Your Writing Sucks – the review

By Chris Solbé

Imagination. Inspiration. Telling human stories. Having conversations. Getting started. Getting stuck. Writing when you’re drunk. Sounding natural. Finding your own voice.

As writers, we worry about this stuff from time to time. And if we’re selling our words for cash, does this make a highly personal process even tougher? Or can commerce – and the deadlines that go with it – help catalyse creativity in the face of writer’s block?

An avalanche of glowing feedback confirmed the success of our enormously stimulating regional event in Nottingham, city of the famously re-branded wonky “N” and home to one of the UK’s largest creative communities. Sponsored by 26 and the Digital Arts Forum under the Creative Collaborations umbrella, “Your Writing Sucks” encouraged an audience of more than 50 writers, designers, marketers and students to find their own voice and turn it into something tangible.

Starting from the premise that “words are underestimated in business life”, co-chair Ben Afia introduced a panel of eight top-notch writers and consultants, from playwrights and games geeks to brand consultants and bloggers.

The afternoon’s workshop session was led by writer/performer Tim Crouch, a consultant to Unilever’s pioneering Catalyst project. With a ‘do anything you want’ brief from senior management, Catalyst invites a wide range of artists such as creative writers and circus performers, to bring fresh thinking and new modes of expression to communications in the corporate world.

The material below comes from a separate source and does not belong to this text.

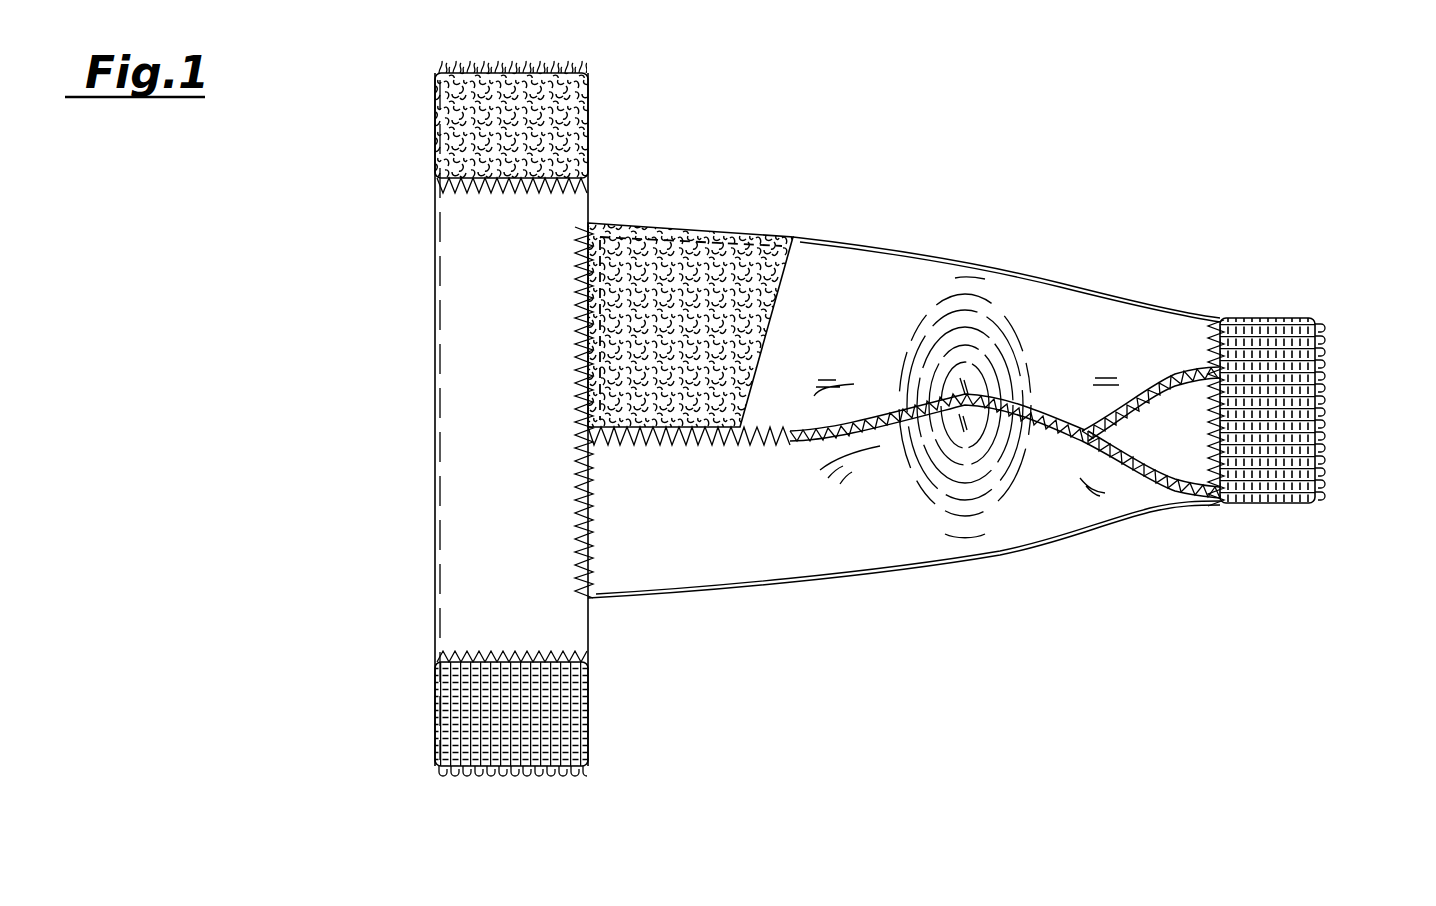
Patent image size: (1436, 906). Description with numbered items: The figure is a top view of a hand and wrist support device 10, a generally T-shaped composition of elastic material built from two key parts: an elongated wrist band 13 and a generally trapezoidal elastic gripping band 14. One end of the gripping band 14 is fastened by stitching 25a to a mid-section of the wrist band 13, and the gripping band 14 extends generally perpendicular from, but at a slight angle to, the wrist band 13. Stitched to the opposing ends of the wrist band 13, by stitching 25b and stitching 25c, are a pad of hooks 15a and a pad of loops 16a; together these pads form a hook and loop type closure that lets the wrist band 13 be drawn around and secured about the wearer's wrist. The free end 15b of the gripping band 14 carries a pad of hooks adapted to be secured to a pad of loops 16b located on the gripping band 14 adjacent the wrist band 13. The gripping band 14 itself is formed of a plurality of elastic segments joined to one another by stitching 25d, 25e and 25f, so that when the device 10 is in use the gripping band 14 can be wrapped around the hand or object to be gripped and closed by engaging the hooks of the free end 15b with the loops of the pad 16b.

“The more we restrict our creative muscles the more we feel them work,” urged Tim as the audience was whipped through a dizzying series of quick-fire writing exercises. Shaping words with one hand tied behind your back can be a strangely energising experience… and a liberating one too.

One corporate comms person was so inspired by the day that she’s already resolved to slip the corporate handcuffs and start writing for herself. Things wrapped with shouts of “more”. How often do you hear that at a conference?